Ngeri! David Nyika Harus Pakai Bantuan Oksigen usai Dipukul KO Jai Opetaia

JAKARTA – Jai Opetaia kembali membuktikan dirinya sebagai salah satu petinju paling berbahaya dalam dunia. Dalam duel mempertahankan gelar kejuaraan juara dunia kelas penjelajah IBF melawan David Nyika, Opetaia mencatatkan kemenangan KO brutal yang menimbulkan lawannya harus mendapatkan bantuan oksigen di tempat melawan ring.
Pertarungan yang digunakan berlangsung pada Rabu waktu malam (8/1/2025) pada Gold Coast, Australia, menyuguhkan aksi keras sejak ronde pertama. Kedua petinju tak segan saling melancarkan serangan, namun Opetaia tampil tambahan dominan dengan gaya bertarung agresif lalu pukulan-pukulan yang digunakan presisi.
Puncak pertarungan terjadi dalam ronde terakhir ketika Opetaia melegakan hook kiri mematikan yang dimaksud secara langsung merobohkan Nyika ke kanvas.
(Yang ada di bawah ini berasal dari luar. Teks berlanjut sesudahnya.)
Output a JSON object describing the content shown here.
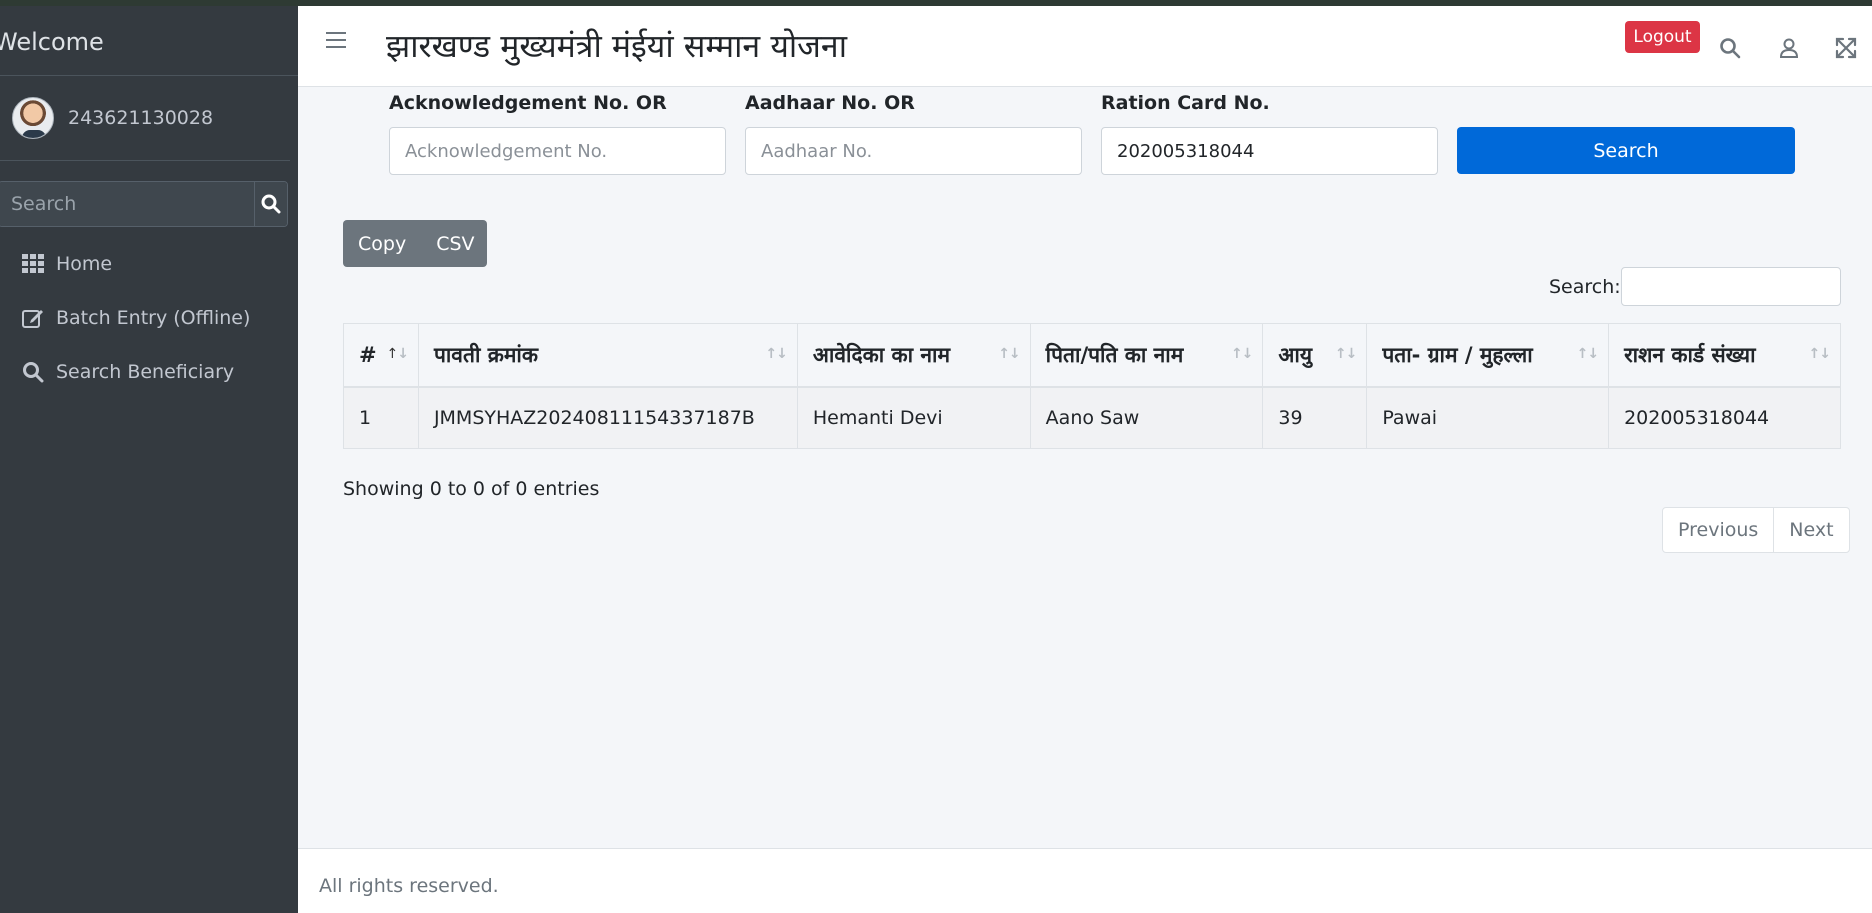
{
  "sidebar": {
    "brand": "Welcome",
    "user_name": "243621130028",
    "search_placeholder": "Search",
    "items": [
      {
        "label": "Home",
        "icon": "grid-icon"
      },
      {
        "label": "Batch Entry (Offline)",
        "icon": "edit-icon"
      },
      {
        "label": "Search Beneficiary",
        "icon": "search-icon"
      }
    ]
  },
  "header": {
    "title": "झारखण्ड मुख्यमंत्री मंईयां सम्मान योजना",
    "logout_label": "Logout"
  },
  "filters": {
    "ack_label": "Acknowledgement No. OR",
    "ack_placeholder": "Acknowledgement No.",
    "ack_value": "",
    "aadhaar_label": "Aadhaar No. OR",
    "aadhaar_placeholder": "Aadhaar No.",
    "aadhaar_value": "",
    "ration_label": "Ration Card No.",
    "ration_value": "202005318044",
    "search_button": "Search"
  },
  "export": {
    "copy": "Copy",
    "csv": "CSV"
  },
  "table": {
    "search_label": "Search:",
    "columns": [
      "#",
      "पावती क्रमांक",
      "आवेदिका का नाम",
      "पिता/पति का नाम",
      "आयु",
      "पता- ग्राम / मुहल्ला",
      "राशन कार्ड संख्या"
    ],
    "rows": [
      [
        "1",
        "JMMSYHAZ20240811154337187B",
        "Hemanti Devi",
        "Aano Saw",
        "39",
        "Pawai",
        "202005318044"
      ]
    ],
    "info": "Showing 0 to 0 of 0 entries",
    "prev": "Previous",
    "next": "Next"
  },
  "footer": {
    "text": "All rights reserved."
  },
  "colors": {
    "sidebar_bg": "#343a40",
    "primary": "#0069d9",
    "danger": "#dc3545",
    "secondary": "#6c757d"
  }
}
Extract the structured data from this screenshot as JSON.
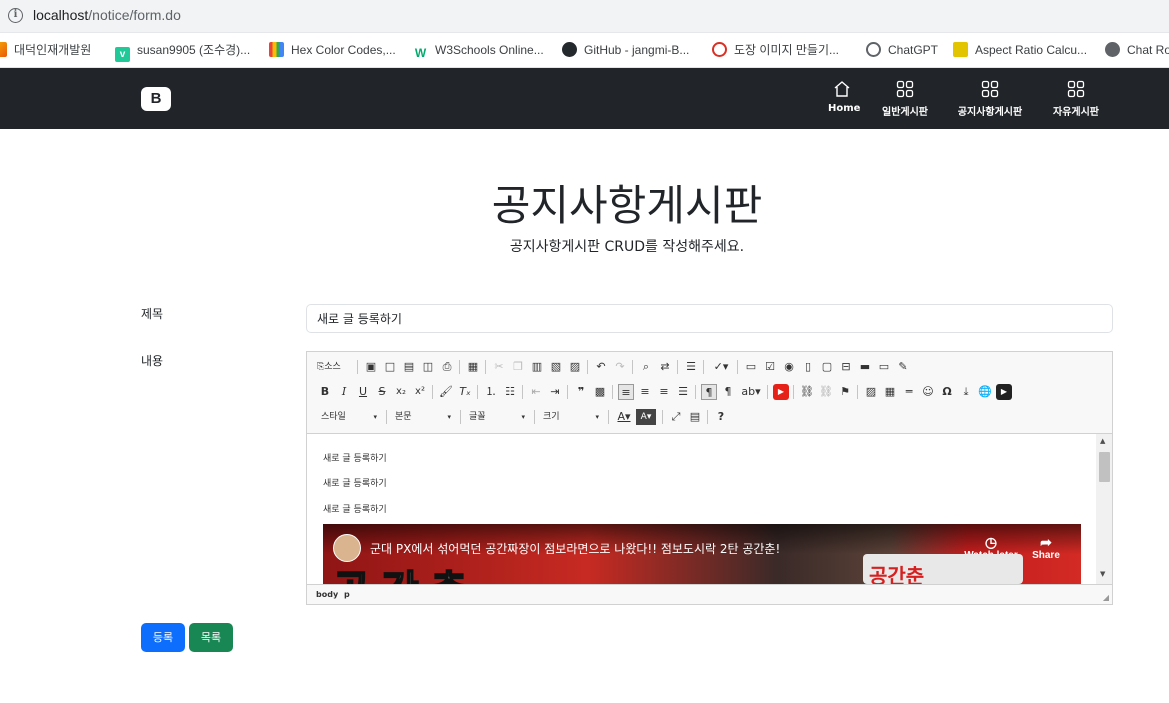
{
  "browser": {
    "url_host": "localhost",
    "url_path": "/notice/form.do",
    "bookmarks": [
      {
        "label": "대덕인재개발원",
        "icon": "flame-icon",
        "color": "#f28b00"
      },
      {
        "label": "susan9905 (조수경)...",
        "icon": "velog-icon",
        "color": "#20c997"
      },
      {
        "label": "Hex Color Codes,...",
        "icon": "palette-icon",
        "color": "#e8453c"
      },
      {
        "label": "W3Schools Online...",
        "icon": "w3-icon",
        "color": "#04aa6d"
      },
      {
        "label": "GitHub - jangmi-B...",
        "icon": "github-icon",
        "color": "#24292e"
      },
      {
        "label": "도장 이미지 만들기...",
        "icon": "stamp-icon",
        "color": "#d93025"
      },
      {
        "label": "ChatGPT",
        "icon": "chatgpt-icon",
        "color": "#5f6368"
      },
      {
        "label": "Aspect Ratio Calcu...",
        "icon": "ratio-icon",
        "color": "#e3c400"
      },
      {
        "label": "Chat Ro",
        "icon": "globe-icon",
        "color": "#5f6368"
      }
    ]
  },
  "navbar": {
    "brand": "B",
    "items": [
      {
        "label": "Home",
        "icon": "home-icon"
      },
      {
        "label": "일반게시판",
        "icon": "grid-icon"
      },
      {
        "label": "공지사항게시판",
        "icon": "grid-icon"
      },
      {
        "label": "자유게시판",
        "icon": "grid-icon"
      }
    ]
  },
  "header": {
    "title": "공지사항게시판",
    "subtitle": "공지사항게시판 CRUD를 작성해주세요."
  },
  "form": {
    "title_label": "제목",
    "title_value": "새로 글 등록하기",
    "content_label": "내용"
  },
  "editor": {
    "source_label": "소스",
    "combos": {
      "style": "스타일",
      "format": "본문",
      "font": "글꼴",
      "size": "크기"
    },
    "paragraphs": [
      "새로 글 등록하기",
      "새로 글 등록하기",
      "새로 글 등록하기"
    ],
    "video_title": "군대 PX에서 섞어먹던 공간짜장이 점보라면으로 나왔다!! 점보도시락 2탄 공간춘!",
    "video_watch_later": "Watch later",
    "video_share": "Share",
    "video_brand_text": "공간춘",
    "status_path": [
      "body",
      "p"
    ]
  },
  "buttons": {
    "submit": "등록",
    "list": "목록"
  },
  "colors": {
    "navbar_bg": "#212529",
    "primary": "#0d6efd",
    "success": "#198754",
    "video_red": "#b51f1f"
  }
}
Nyika sempat mencoba bangkit, tetapi Opetaia tak memberi celah dengan kombinasi pukulan berikutnya yang tersebut mengakhiri perlawanan petinju selama Selandia Baru tersebut.
Nyika terkapar juga tak sadarkan diri, memaksa regu medis segera masuk ke di ring. Dengan kondisi yang cukup mengkhawatirkan, Nyika harus mendapatkan bantuan oksigen di area menghadapi ring sebelum akhirnya perlahan sadar serta bisa saja duduk di dalam sudut ring.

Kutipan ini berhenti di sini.